Commercial Property
By Conal McGarrity
Latest News

Commercial Tenancies & COVID 19 Coronavirus Act 2020

The restrictions imposed by the UK Government to help fight the spread of Coronavirus have no doubt had a severe impact on businesses in the last few months. In order to protect businesses and the economy, the Government introduced provisions under Section 82 of the Coronavirus Act 2020 preventing Landlords from enforcing rights of forfeiture and re-entry by court proceedings, against relevant business Tenants for non-payment of rent during the relevant period.

The moratorium on forfeiture will effectively mean that Landlords will not be able to bring a lease to an end where Tenants fail to pay rent for the period between 26 March and 30 September 2020, or such later date as the Government may see fit to ensure adequate protection for businesses.
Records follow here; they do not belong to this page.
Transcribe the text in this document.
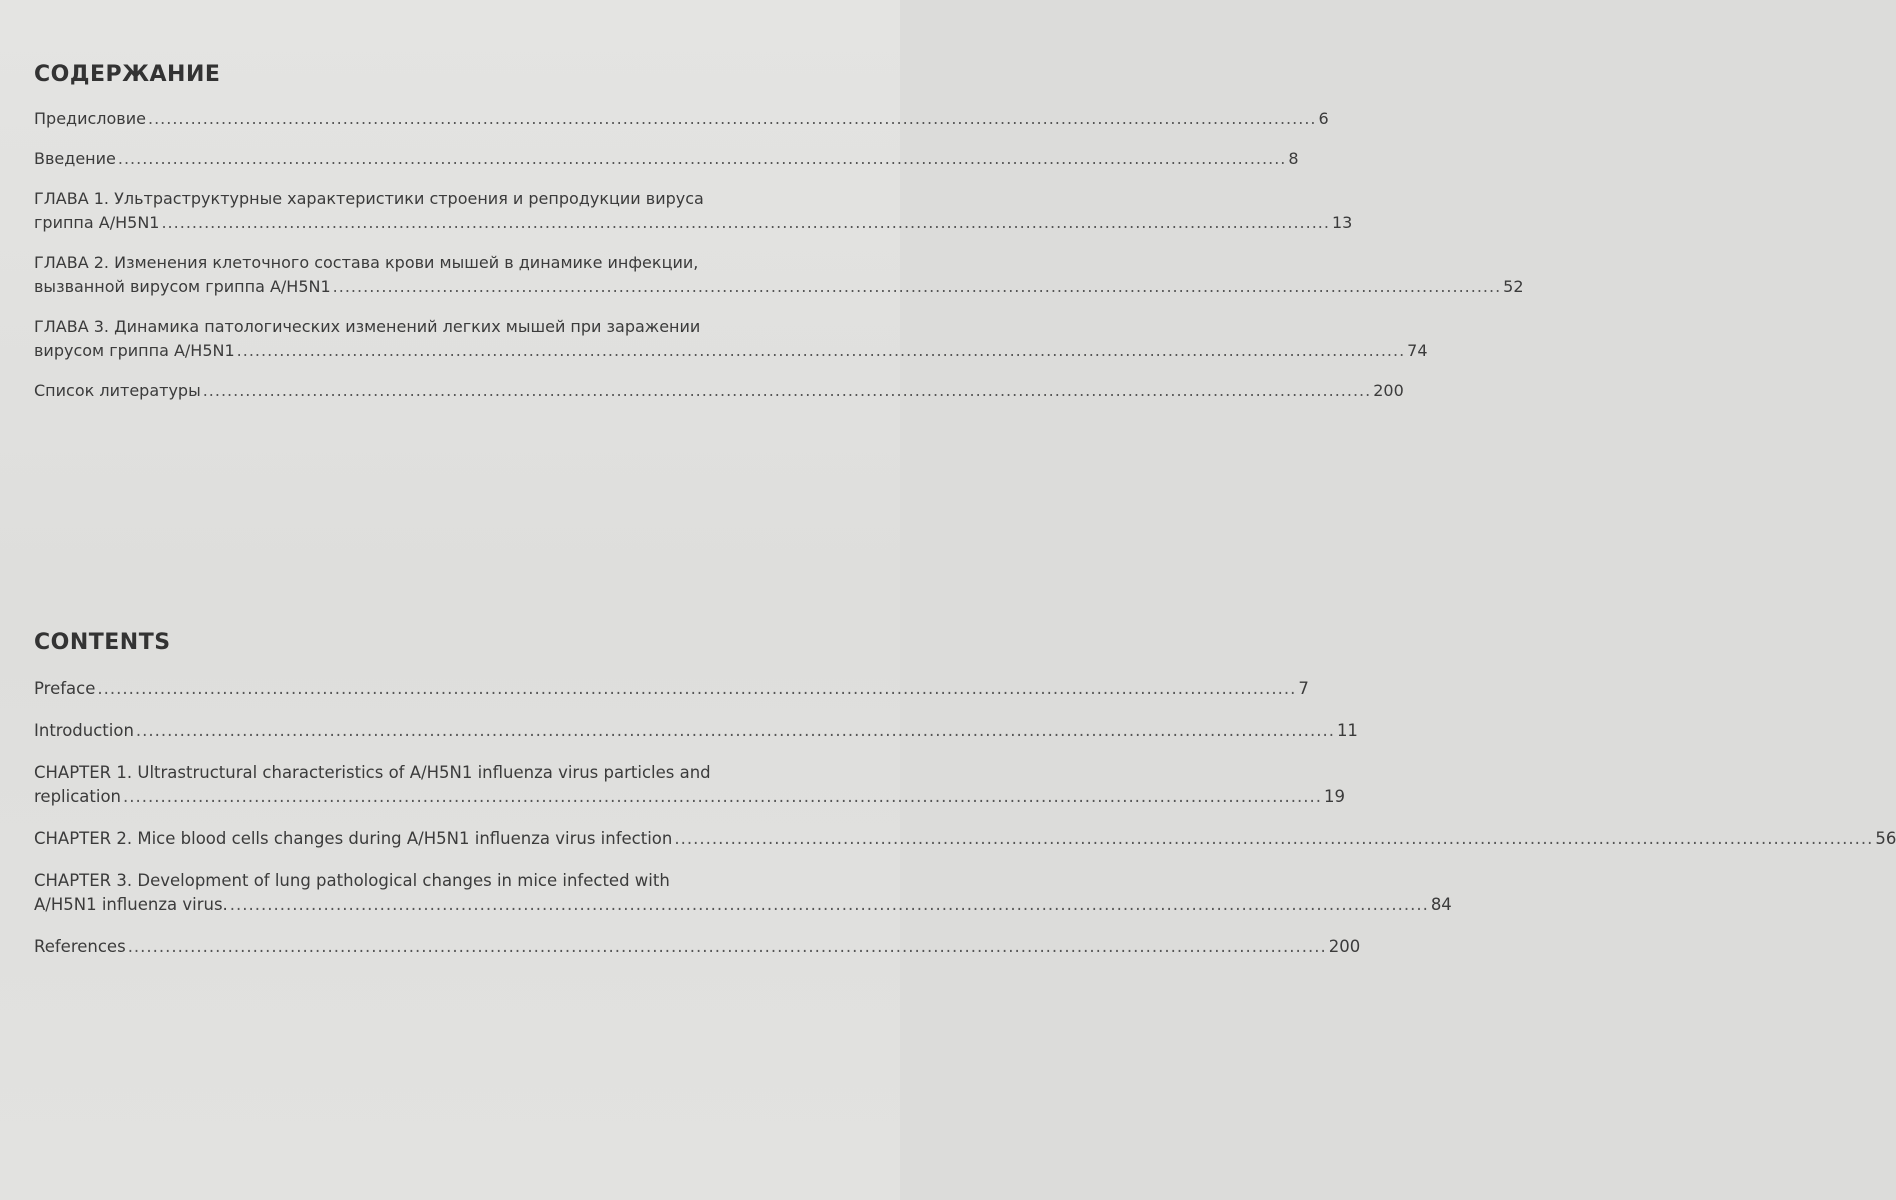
СОДЕРЖАНИЕ
Предисловие ................................................................................................................................................................................................ 6
Введение ................................................................................................................................................................................................ 8
ГЛАВА 1. Ультраструктурные характеристики строения и репродукции вируса
гриппа А/H5N1 ................................................................................................................................................................................................ 13
ГЛАВА 2. Изменения клеточного состава крови мышей в динамике инфекции,
вызванной вирусом гриппа А/H5N1 ................................................................................................................................................................................................ 52
ГЛАВА 3. Динамика патологических изменений легких мышей при заражении
вирусом гриппа А/H5N1 ................................................................................................................................................................................................ 74
Список литературы ................................................................................................................................................................................................ 200
CONTENTS
Preface ................................................................................................................................................................................................ 7
Introduction ................................................................................................................................................................................................ 11
CHAPTER 1. Ultrastructural characteristics of A/H5N1 influenza virus particles and
replication ................................................................................................................................................................................................ 19
CHAPTER 2. Mice blood cells changes during A/H5N1 influenza virus infection ................................................................................................................................................................................................ 56
CHAPTER 3. Development of lung pathological changes in mice infected with
A/H5N1 influenza virus. ................................................................................................................................................................................................ 84
References ................................................................................................................................................................................................ 200
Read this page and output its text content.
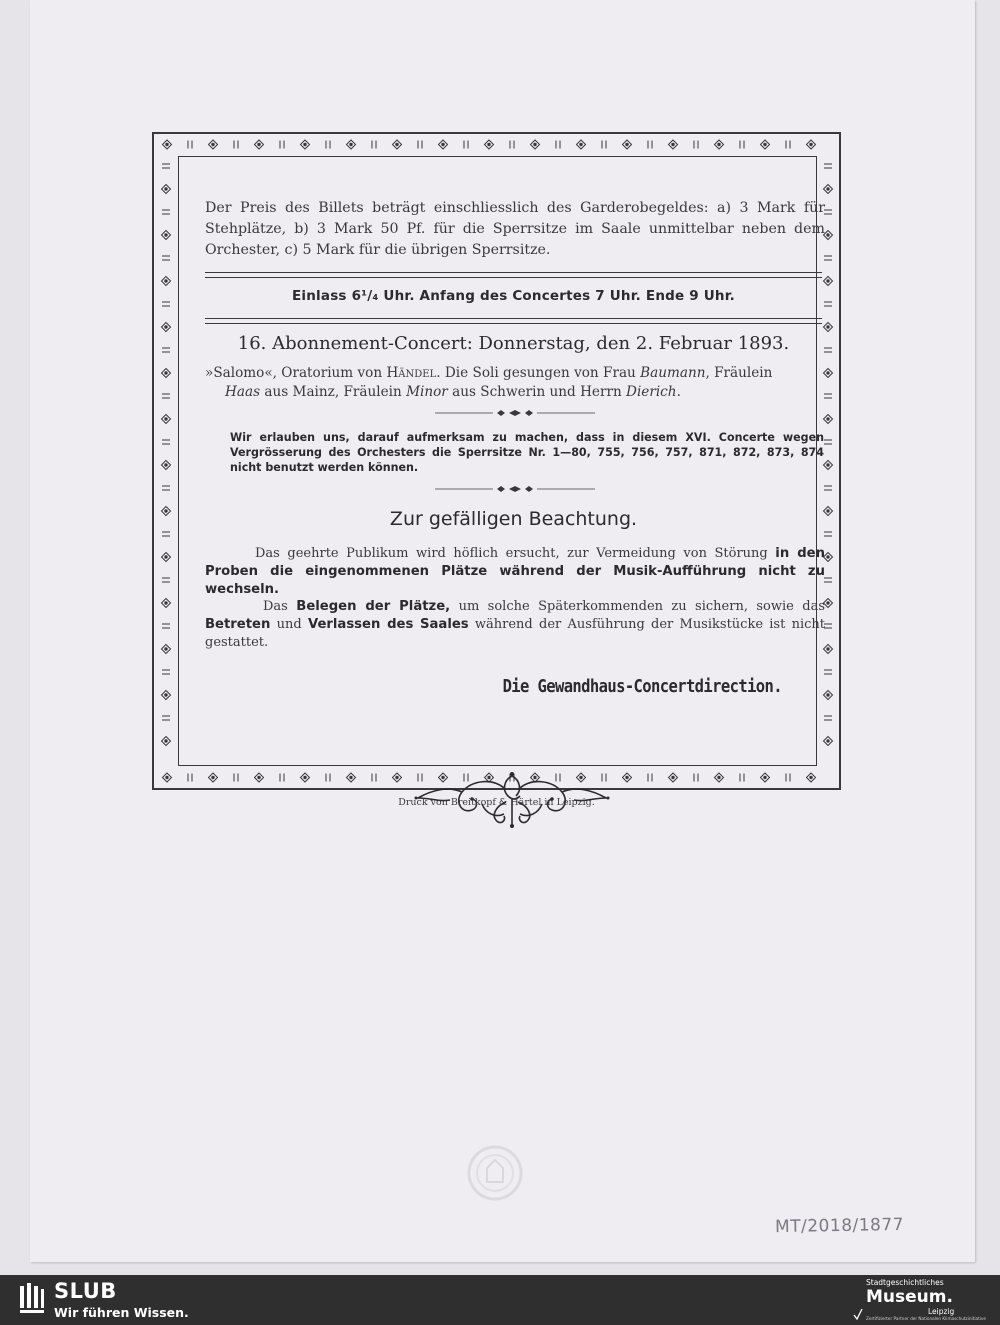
Der Preis des Billets beträgt einschliesslich des Garderobegeldes: a) 3 Mark für Stehplätze, b) 3 Mark 50 Pf. für die Sperrsitze im Saale unmittelbar neben dem Orchester, c) 5 Mark für die übrigen Sperrsitze.
Einlass 6¹/₄ Uhr. Anfang des Concertes 7 Uhr. Ende 9 Uhr.
16. Abonnement-Concert: Donnerstag, den 2. Februar 1893.
»Salomo«, Oratorium von Händel. Die Soli gesungen von Frau Baumann, Fräulein
Haas aus Mainz, Fräulein Minor aus Schwerin und Herrn Dierich.
Wir erlauben uns, darauf aufmerksam zu machen, dass in diesem XVI. Concerte wegen Vergrösserung des Orchesters die Sperrsitze Nr. 1—80, 755, 756, 757, 871, 872, 873, 874 nicht benutzt werden können.
Zur gefälligen Beachtung.
Das geehrte Publikum wird höflich ersucht, zur Vermeidung von Störung in den Proben die eingenommenen Plätze während der Musik-Aufführung nicht zu wechseln.
Das Belegen der Plätze, um solche Späterkommenden zu sichern, sowie das Betreten und Verlassen des Saales während der Ausführung der Musikstücke ist nicht gestattet.
Die Gewandhaus-Concertdirection.
Druck von Breitkopf & Härtel in Leipzig.
MT/2018/1877
SLUB
Wir führen Wissen.
Stadtgeschichtliches
Museum.
Leipzig
Zertifizierter Partner der Nationalen Klimaschutzinitiative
The Government have already extended the initial period from 30 June 2020 to 30 September 2020 and can continue to extend same if they feel it is appropriate.  

The key features of the legislation are:-

  • It provides a moratorium on forfeiture of commercial leases for non-payment of rent. “Rent” is defined to include any amount payable under the lease and, taken literally, this applies to all payments required to be made by the Tenant including service charge, insurance payments, utilities and so on.

  • The moratorium will apply to all business Tenants as defined in Part 2 of the Landlord & Tenant Act 1954.

  • The moratorium applies as from 26 March and has now been extended until 30 September 2020, or such later date as may be specified. This means that, whilst the moratorium is in place, a Landlord will not be able to evict a Tenant for non-payment of rent

  • It doesn’t stop the rent still being payable and leaves the tenant open to contractual or other enforcement.

  • Failure by the Tenant to pay rent during the moratorium period is removed as a ground of objection by a Landlord to a new tenancy under the Landlord and Tenant Act 1954

  • Once the legislation has lapsed (currently scheduled for 30 September 2020) a Landlord will be able to claim for forfeiture for both payments that became due during the moratorium period, and for any becoming due but unpaid after it ends

  • The legislation does not apply to a short lease (i.e. a lease for less than six months). Landlords whose Tenant is on a lease of 6 months or less can therefore still forfeit their Tenant’s lease.

  • In addition to the moratorium on forfeiture, the Act also prevents Landlords (until at least 30 September 2020) from using Commercial Rent Arrears Recovery (CRAR) unless they are owed 189 days or more of unpaid rent.

Coronavirus Act 2020

Whilst the Coronavirus Act 2020 is not a complete silver bullet for Tenants looking to manage their cashflow, it is a short term tool for business’ to preserve cash flow. Tenants should however be aware that following the expiry of the moratorium period, the right to forfeit will arise again, unless the period is extended.  Where a Tenant has withheld payment of the March and/or June 2020 quarter’s rent without its Landlord’s consent, it would therefore be well advised to open a dialogue with the Landlord before the expiry of the mortarium period in September 2020.